Bayer v. Smith

Levy, J.

This is a motion pursuant to rule 107 of the Rules of Civil Practice to dismiss the amended complaint on the ground of res judicata. The defendants contend that the judgment entered in Kings county in an action brought by another stockholder of the defendant American Ship & Commerce Corporation, in favor of the defendants, is a bar to the prosecution of the present action based upon the same transactions as those which formed the basis of the Kings county action.

It is undenied that the stockholder who instituted the Kings county action did not appear at the trial, either to present evidence *696in support of the allegations of his complaint or to oppose counterclaims set up by various defendants.

The defendants contend that the judgment entered in the Kings county action, nevertheless, properly dismissed the complaint “ on the merits,” in view of the fact that proof was offered in support of various affirmative defenses and counterclaims interposed by defendants, which were upheld by the trial court. Although the proceedings were equivalent to an inquest upon the counterclaims, as far as the plaintiff in the Kings county action was concerned, the defendant American Ship & Commerce Corporation, against which the counterclaims were asserted, was represented by counsel at the trial. The motion recently made by the plaintiffs in the present action to strike out the words “ on the merits ” from the judgment in the Kings county action has been denied by Mr. Justice Steinbrink, who presided at the trial.

For the purposes of the present motion to dismiss the amended complaint it will be assumed that the Kings county judgment properly contained the words on the merits ” and that the subsequent application to strike out those words was properly denied. Support for this view may be found in the fact that the counterclaims against American Ship & Commerce' Corporation were litigated in the course of a trial in which counsel for that company participated. The real defendant as to the counterclaims was the company rather than the defaulting plaintiff, who was merely one of its stockholders.

It does not, however, follow that the judgment on the merits entered in the Kings county action is a bar to the prosecution of the cause of action asserted in the present amended complaint. That pleading alleges 41-50, inclusive) that American Ship & Commerce Corporation was represented at the trial by a firm of attorneys selected by the very directors who were charged with the wrongful acts upon which the action was based, and who were named as defendants therein. It further alleges that one of the members of the firm of attorneys representing the corporation was himself one of the wrongdoing directors and was in addition personal counsel for other defendants in the action. It is further charged in the amended complaint that in furtherance of a. conspiracy to defraud the corporation the attorneys thus retained hindered the prosecution of the action and failed to protect the interests of the company in various ways. They served an answer to the complaint in which they requested dismissal of the action brought for the benefit of the corporation. They opposed and obstructed plaintiff’s efforts to examine the defendants before trial. When the plaintiff failed to appear at the trial they made no *697effort to offer proof in support of the allegations of the complaint, although their client, the corporation, was the real plaintiff. It is further alleged that, although there were various valid defenses to the counterclaims set up by various defendants, the attorneys retained by the wrongdoing directors to represent the corporation failed to interpose such defenses and deliberately failed to protect the corporation against the counterclaims.
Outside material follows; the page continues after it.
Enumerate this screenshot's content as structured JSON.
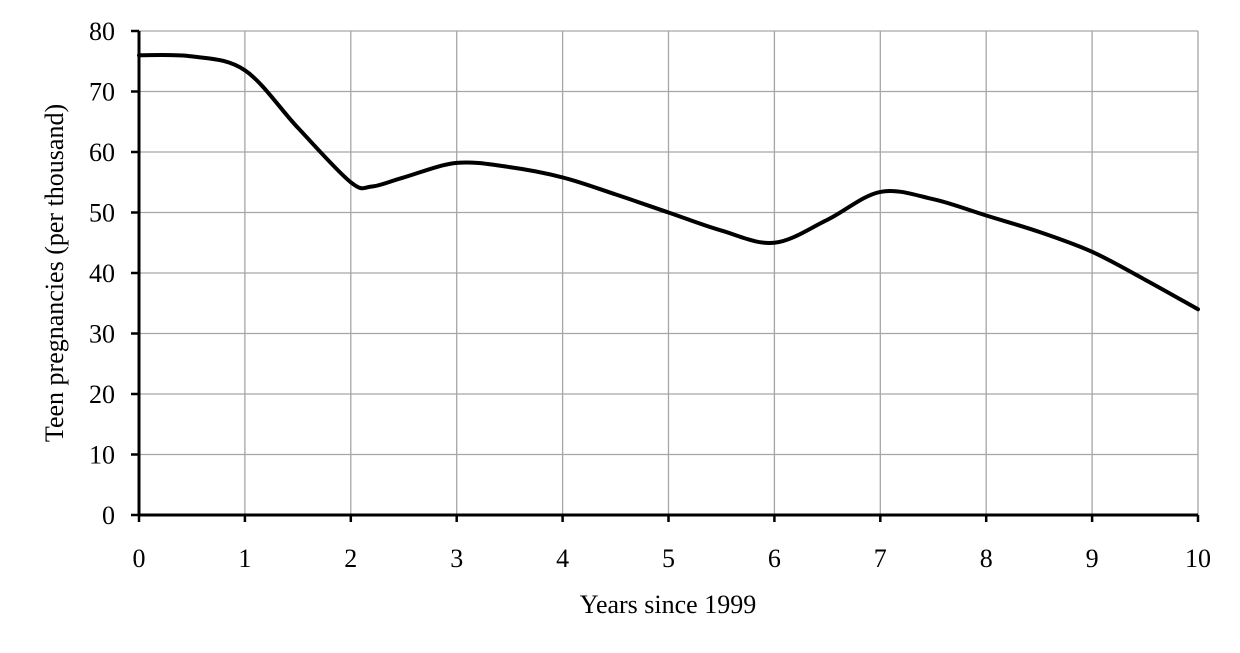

If these allegations of the amended complaint are true, as they must be deemed to be in the present state of the record, the judgment entered in the Kings county action should not bar a stockholder’s derivative action against the alleged wrongdoers. It is well settled that a court of equity will grant relief where it appears that in litigation between a corporation and alleged wrongdoing directors and officers the protection of the interests of the corporation is intrusted to or controlled by those very directors and officers. (Wile v. Burns Bros., 239 App. Div. 59.) In such a situation a plenary action may be brought by a stockholder so that the merits of the claims of wrongdoing may be determined, free from collusion between the alleged wrongdoers and the corporation which they control. If necessary, a collusive judgment previously obtained may be vacated in the new action. It would be manifestly unjust and inequitable to hold that all the stockholders of American Ship & Commerce Corporation are barred from obtaining a judicial determination of a claim that corporate assets have been misappropriated by a judgment obtained in an action in which the interests of the corporation were not represented by any disinterested stockholder, director or officer, but only by the wrongdoing directors and officers themselves. Finally, it may be added that the question whether the trial before Mr. Justice Steinbrink was collusive was never before him.

The motion to dismiss is denied, with leave to answer within ten days from the service-of a copy of this order, with notice of entry.